LEETONIA- Concerned village residents filled council chambers for the regular Village Council meeting Wednesday night seeking answers regarding a proposed adult group home in the former Presbyterian church at High and Elm streets.
The group provided council with a list of questions and concerns, noting issues such as safety and well being, property values and traffic congestion. But foremost those in attendance questioned village administration about an apparent evasiveness on the issue.

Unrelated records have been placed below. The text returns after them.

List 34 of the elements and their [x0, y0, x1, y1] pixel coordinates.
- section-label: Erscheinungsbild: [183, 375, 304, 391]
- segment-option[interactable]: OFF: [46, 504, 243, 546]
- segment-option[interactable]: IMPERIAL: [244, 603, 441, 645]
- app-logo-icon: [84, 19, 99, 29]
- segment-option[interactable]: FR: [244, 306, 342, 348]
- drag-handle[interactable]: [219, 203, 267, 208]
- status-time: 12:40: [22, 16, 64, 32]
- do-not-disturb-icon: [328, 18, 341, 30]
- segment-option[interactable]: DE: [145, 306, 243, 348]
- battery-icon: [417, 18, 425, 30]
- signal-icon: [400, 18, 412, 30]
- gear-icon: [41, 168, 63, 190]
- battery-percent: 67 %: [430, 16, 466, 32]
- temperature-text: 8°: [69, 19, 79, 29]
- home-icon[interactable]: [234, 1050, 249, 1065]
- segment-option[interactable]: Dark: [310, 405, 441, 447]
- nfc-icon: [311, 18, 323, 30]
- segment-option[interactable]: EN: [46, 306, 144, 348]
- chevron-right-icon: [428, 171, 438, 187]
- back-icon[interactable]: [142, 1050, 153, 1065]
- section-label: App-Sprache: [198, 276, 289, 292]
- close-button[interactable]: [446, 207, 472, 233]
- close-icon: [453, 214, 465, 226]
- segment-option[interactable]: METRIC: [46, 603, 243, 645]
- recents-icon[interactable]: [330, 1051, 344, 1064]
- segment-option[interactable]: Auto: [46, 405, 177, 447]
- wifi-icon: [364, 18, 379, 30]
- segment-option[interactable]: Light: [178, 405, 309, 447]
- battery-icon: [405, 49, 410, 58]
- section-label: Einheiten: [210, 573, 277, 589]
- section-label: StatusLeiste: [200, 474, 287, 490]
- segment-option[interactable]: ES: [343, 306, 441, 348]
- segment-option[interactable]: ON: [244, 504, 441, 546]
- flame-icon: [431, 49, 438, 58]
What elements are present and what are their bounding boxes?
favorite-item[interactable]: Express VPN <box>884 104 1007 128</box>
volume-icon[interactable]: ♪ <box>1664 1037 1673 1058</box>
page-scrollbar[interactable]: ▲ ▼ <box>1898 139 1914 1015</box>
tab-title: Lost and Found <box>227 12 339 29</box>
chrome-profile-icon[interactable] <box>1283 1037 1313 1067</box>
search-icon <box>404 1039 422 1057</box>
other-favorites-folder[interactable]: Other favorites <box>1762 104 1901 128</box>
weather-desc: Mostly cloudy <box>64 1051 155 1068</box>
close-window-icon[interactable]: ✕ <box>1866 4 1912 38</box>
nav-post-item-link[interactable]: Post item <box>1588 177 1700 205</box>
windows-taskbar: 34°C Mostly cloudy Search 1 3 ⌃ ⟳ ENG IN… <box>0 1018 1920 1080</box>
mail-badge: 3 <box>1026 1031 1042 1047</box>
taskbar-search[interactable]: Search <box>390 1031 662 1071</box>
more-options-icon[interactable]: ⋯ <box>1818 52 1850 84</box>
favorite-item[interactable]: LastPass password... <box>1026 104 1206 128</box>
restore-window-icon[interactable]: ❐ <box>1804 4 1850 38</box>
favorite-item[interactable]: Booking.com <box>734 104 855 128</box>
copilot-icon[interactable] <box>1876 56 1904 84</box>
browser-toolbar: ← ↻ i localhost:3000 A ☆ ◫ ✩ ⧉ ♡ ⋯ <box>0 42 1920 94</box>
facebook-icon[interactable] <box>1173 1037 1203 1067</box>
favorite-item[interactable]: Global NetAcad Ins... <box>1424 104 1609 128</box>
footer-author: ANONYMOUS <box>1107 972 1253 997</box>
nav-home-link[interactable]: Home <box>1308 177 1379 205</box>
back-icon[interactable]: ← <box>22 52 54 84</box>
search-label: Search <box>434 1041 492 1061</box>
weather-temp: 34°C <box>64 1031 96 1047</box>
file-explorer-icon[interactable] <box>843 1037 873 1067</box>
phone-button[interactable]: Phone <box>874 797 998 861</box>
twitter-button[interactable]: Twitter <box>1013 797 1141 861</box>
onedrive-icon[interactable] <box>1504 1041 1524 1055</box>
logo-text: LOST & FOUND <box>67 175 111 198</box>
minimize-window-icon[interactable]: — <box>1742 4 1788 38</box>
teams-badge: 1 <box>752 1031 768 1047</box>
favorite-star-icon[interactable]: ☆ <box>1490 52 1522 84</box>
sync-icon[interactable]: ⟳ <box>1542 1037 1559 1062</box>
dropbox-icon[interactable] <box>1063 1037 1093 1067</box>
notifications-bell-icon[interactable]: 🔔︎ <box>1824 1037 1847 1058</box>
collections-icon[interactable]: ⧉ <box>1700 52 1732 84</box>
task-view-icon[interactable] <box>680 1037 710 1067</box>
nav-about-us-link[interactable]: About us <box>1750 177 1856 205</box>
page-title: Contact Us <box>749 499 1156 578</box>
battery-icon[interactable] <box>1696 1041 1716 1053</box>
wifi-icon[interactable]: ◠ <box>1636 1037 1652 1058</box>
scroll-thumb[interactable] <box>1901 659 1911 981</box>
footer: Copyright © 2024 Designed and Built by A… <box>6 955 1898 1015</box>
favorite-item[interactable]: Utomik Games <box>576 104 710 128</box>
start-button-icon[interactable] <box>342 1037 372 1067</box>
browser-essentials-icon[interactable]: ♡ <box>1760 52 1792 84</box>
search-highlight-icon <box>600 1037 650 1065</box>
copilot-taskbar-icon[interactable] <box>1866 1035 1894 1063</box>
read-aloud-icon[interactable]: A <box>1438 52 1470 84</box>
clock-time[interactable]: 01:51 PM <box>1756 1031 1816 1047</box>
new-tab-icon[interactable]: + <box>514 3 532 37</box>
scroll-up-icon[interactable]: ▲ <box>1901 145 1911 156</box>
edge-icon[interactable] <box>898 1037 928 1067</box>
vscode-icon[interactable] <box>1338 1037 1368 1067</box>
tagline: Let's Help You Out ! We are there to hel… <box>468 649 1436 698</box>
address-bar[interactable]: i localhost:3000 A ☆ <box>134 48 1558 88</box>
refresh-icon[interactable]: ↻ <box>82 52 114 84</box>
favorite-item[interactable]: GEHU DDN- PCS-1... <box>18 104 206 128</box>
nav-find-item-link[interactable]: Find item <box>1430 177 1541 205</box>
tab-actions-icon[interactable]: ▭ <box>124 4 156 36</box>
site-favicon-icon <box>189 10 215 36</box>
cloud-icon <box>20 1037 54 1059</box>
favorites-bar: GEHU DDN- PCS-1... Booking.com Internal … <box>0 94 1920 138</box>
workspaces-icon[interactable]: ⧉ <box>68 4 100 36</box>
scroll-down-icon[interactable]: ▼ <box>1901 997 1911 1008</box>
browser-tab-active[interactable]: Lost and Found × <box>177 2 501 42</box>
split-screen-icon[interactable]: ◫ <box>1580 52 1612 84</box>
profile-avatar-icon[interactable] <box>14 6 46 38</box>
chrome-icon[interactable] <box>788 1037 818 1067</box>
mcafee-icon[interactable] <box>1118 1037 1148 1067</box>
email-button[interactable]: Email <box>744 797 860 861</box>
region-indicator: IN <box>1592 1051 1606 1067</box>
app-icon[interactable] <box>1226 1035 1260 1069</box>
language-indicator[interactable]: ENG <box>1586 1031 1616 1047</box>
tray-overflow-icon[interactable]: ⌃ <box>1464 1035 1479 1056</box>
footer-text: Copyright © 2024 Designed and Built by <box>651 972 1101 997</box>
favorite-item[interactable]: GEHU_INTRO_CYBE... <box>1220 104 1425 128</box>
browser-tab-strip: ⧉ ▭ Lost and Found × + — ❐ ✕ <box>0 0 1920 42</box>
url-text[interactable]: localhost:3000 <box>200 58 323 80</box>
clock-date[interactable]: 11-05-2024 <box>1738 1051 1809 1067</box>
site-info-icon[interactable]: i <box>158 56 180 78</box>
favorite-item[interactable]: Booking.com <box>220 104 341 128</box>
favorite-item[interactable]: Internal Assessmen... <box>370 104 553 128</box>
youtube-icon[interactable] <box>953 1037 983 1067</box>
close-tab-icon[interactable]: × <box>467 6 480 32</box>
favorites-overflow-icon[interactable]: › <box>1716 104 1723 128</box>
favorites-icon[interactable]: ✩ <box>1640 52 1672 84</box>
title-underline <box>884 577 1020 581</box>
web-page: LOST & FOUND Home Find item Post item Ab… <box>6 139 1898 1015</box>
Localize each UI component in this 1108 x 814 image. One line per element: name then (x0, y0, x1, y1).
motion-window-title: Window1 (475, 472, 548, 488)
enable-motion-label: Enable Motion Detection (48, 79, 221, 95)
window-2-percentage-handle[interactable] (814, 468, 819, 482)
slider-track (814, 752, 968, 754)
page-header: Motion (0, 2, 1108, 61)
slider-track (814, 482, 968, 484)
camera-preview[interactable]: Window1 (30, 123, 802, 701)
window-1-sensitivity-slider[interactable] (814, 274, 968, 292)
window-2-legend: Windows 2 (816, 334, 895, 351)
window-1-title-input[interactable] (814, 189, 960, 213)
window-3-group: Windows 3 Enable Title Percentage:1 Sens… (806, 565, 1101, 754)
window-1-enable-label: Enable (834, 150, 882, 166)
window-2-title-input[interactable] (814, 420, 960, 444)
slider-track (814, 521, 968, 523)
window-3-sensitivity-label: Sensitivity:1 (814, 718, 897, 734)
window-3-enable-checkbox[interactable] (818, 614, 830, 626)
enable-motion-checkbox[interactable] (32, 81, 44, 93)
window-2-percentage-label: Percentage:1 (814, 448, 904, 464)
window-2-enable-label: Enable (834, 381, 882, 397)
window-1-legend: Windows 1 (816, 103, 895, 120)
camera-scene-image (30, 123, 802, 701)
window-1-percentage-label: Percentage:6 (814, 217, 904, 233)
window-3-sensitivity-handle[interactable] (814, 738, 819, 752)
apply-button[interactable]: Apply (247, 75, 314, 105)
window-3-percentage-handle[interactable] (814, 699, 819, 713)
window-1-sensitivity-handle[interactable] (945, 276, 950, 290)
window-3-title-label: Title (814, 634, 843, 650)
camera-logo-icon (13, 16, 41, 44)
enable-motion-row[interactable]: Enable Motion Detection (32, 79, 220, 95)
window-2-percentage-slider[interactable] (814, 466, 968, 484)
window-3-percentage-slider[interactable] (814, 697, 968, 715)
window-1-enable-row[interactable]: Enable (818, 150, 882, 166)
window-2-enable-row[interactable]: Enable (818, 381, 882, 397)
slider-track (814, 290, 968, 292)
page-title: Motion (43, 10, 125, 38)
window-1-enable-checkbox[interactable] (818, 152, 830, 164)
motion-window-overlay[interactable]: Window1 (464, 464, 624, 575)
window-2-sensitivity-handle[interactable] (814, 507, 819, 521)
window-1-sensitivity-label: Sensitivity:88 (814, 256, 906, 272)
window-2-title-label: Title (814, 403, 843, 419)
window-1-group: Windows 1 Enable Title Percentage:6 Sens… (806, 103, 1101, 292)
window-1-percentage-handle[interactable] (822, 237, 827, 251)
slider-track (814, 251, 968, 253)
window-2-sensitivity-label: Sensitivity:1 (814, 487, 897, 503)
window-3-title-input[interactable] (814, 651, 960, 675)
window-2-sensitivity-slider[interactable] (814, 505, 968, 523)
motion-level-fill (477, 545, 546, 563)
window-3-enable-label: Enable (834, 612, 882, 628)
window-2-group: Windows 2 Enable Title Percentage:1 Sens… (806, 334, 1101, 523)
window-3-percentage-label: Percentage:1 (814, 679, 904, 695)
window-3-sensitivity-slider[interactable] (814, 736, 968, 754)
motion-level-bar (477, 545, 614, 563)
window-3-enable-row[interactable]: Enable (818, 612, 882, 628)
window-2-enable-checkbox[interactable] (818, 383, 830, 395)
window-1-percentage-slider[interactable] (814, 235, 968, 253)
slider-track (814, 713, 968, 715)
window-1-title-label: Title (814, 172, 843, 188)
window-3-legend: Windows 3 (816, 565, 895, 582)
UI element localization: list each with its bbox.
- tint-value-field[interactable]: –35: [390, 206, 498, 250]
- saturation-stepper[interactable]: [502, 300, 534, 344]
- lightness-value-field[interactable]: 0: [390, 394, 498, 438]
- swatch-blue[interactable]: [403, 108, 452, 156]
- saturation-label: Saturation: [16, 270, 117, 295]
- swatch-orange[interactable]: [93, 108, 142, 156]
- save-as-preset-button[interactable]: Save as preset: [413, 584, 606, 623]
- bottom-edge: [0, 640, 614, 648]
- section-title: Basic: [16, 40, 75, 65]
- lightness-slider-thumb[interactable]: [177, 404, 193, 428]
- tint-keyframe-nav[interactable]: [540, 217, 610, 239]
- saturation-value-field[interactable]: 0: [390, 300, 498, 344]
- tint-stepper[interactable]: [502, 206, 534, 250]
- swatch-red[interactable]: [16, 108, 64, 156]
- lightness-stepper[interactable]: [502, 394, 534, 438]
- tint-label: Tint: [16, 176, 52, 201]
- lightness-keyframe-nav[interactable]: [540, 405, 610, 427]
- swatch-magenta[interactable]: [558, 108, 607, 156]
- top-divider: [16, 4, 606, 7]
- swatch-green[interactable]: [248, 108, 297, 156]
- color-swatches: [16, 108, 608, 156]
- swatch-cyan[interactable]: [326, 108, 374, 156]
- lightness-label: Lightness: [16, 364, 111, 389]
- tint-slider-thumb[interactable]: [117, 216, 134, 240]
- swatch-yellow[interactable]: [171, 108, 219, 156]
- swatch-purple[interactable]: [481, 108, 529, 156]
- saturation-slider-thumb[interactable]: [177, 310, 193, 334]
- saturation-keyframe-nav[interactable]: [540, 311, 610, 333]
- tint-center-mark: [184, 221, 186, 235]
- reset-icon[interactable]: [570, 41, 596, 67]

"We are here this evening in hopes that members of council, the mayor or someone can address these concerns with more information, insight or details than what has been presented thus far to the community," said Todd Walters, speaking on behalf of the group.
Concerns arose within the community after the proposed home's owner Les Crowe and his partners attended the Feb. 6 council meeting to explain his plans. Mayor Artie Altomare stated that he invited Crowe to the next council meeting (on Feb. 6) as soon as he found out what the plans were for the building and that Crowe did attend that meeting. He also noted that Crowe has not violated any laws or ordinances.
Crowe explained that he has been in communication with Zoning Inspector John Rydarowicz for "months," but that he has not tried to hide his intentions from anyone, speaking freely about the project with anyone wishing to question him.
Crowe further explained that the proposed facility cannot be licensed until it passes all inspections and is issued an occupancy permit. He said he can legally work with the local zoning and fire departments for those inspections.
He reiterated that nothing has been finalized at this point, but that the facility will be licensed through the state and regulated by the Ohio Department of Mental Health.
Above all, though, Crowe encouraged community involvement, stating that the facility will have an open door for people to engage with the residents. He said he hopes to put an end to all the negativity surrounding the proposed facility and stop the stigma of mental illness.
"All we're asking is please be involved in what we're doing here," he said. "Get a better understanding of the [residents]."
Some in attendance responded that at that point, after the facility has been opened, it will be too late to do anything if they don't approve of the facility.
The proposed facility will house up to 16 residents with mental health disorders who are independent, high-functioning individuals with no history of violence or crimes of a sexual nature, according to Crowe.
"We would not jeopardize the other residents in the home," he said. "They need a clean environment."
Crowe said the residents are people who suffer from disorders such as depression and forms of schizophrenia and come to the group home to receive guidance in everyday routines such as preparing meals, taking medications and doing the laundry.
The group of village residents viewed the council meeting as an inadequate venue to have their questions answered and scheduled a meeting with Crowe for 6:30 p.m. Feb. 27 at the Leetonia Community Public Library.
In other business council hired Karen Jones of Leetonia as a part-time as needed dispatcher.
The next regular council meeting is scheduled for 7 p.m. March 6 at Village Hall, preceded by a Water/Sewer Committee meeting at 6 p.m.